Model: "functional_9"
_________________________________________________________________
Layer (type)                 Output Shape              Param #   
input_5 (InputLayer)         [(None, 368, 640, 1)]     0         
_________________________________________________________________
rescaling_4 (Rescaling)      (None, 368, 640, 1)       0         
_________________________________________________________________
conv2d_8 (Conv2D)            (None, 366, 638, 32)      320       
_________________________________________________________________
max_pooling2d_8 (MaxPooling2 (None, 122, 212, 32)      0         
_________________________________________________________________
conv2d_9 (Conv2D)            (None, 120, 210, 32)      9248      
_________________________________________________________________
max_pooling2d_9 (MaxPooling2 (None, 40, 70, 32)        0         
_________________________________________________________________
flatten_4 (Flatten)          (None, 89600)            
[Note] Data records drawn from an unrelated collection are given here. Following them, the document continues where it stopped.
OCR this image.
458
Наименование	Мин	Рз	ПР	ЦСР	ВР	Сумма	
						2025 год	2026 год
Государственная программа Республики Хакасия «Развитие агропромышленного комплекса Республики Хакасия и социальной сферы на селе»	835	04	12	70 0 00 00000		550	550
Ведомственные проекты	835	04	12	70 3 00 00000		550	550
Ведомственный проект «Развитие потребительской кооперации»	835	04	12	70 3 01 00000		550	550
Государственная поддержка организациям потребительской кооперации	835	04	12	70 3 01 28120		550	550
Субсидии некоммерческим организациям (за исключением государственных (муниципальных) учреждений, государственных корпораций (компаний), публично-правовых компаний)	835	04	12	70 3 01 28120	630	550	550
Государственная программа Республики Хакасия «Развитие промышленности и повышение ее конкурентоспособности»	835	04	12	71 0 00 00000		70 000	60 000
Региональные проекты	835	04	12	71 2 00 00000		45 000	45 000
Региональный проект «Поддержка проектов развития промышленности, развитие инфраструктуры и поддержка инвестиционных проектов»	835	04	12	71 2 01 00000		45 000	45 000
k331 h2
Now we need to compile, train and test the model.

In [70]:
model.compile(optimizer="adam", loss="categorical_crossentropy", metrics=["accuracy"])

In [71]:
model.fit(train_dataset, epochs=15)

Epoch 1/15
Epoch 2/15
Epoch 3/15
Epoch 4/15
Epoch 5/15
Epoch 6/15
Epoch 7/15
Epoch 8/15
Epoch 9/15
Epoch 10/15
Epoch 11/15
Epoch 12/15
Epoch 13/15
Epoch 14/15
Epoch 15/15


<tensorflow.python.keras.callbacks.History at 0x21e4bf3da08>

Let's see how the model does on unseen data.

In [73]:
loss, acc = model.evaluate(val_dataset)



Let's see the confusion matrix on our predictions to understand how our model is performing on the unseen data.

In [74]:
predictions = model.predict(val_dataset)
y_pred = np.argmax(predictions, axis = 1)

In [75]:
# Get true labels
y_true = np.argmax(np.concatenate([labels for data, labels in val_dataset], axis=0), axis=1)
print(y_true)
print(y_pred)

print("Confusion matrix:")
print(confusion_matrix(y_true=y_true, y_pred=y_pred, normalize="true"))
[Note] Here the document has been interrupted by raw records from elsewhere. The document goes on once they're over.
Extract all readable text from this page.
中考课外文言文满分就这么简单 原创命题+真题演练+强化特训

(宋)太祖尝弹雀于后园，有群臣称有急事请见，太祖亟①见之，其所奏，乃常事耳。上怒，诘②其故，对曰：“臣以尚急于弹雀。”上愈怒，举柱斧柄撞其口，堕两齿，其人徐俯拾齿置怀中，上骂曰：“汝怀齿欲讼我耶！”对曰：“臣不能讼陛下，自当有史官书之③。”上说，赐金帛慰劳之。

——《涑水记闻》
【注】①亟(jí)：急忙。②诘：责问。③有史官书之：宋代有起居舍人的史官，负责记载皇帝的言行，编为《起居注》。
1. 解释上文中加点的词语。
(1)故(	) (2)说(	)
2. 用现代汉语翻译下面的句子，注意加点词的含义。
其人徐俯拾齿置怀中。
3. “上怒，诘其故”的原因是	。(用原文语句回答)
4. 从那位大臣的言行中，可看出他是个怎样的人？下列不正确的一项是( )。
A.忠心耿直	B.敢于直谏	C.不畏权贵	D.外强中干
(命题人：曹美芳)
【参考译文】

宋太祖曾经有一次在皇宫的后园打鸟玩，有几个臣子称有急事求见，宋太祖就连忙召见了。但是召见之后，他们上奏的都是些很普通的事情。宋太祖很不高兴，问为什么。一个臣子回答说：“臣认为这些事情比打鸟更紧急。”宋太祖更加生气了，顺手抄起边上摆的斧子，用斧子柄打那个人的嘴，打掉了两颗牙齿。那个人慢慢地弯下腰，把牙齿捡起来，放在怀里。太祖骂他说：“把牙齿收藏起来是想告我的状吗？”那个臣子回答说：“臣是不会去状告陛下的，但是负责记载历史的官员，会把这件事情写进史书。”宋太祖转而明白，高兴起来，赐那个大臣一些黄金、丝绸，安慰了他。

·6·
[1 0 0 0 0 1 1 0 1 1 1 1 0 1 0 1 0 1 1 1 1 0 0 0 0 0 0 1 0 0 0 1 0 0 1]
[0 0 0 0 1 0 0 0 0 0 0 0 0 0 1 0 0 0 0 1 0 1 1 0 0 0 0 0 1 1 1 0 0 0 0]
Confusion matrix:
[[0.63157895 0.36842105]
 [0.9375     0.0625    ]]


An imbalnced training dataset (many more cholesteric images than other phases) is one major flaw with the current model.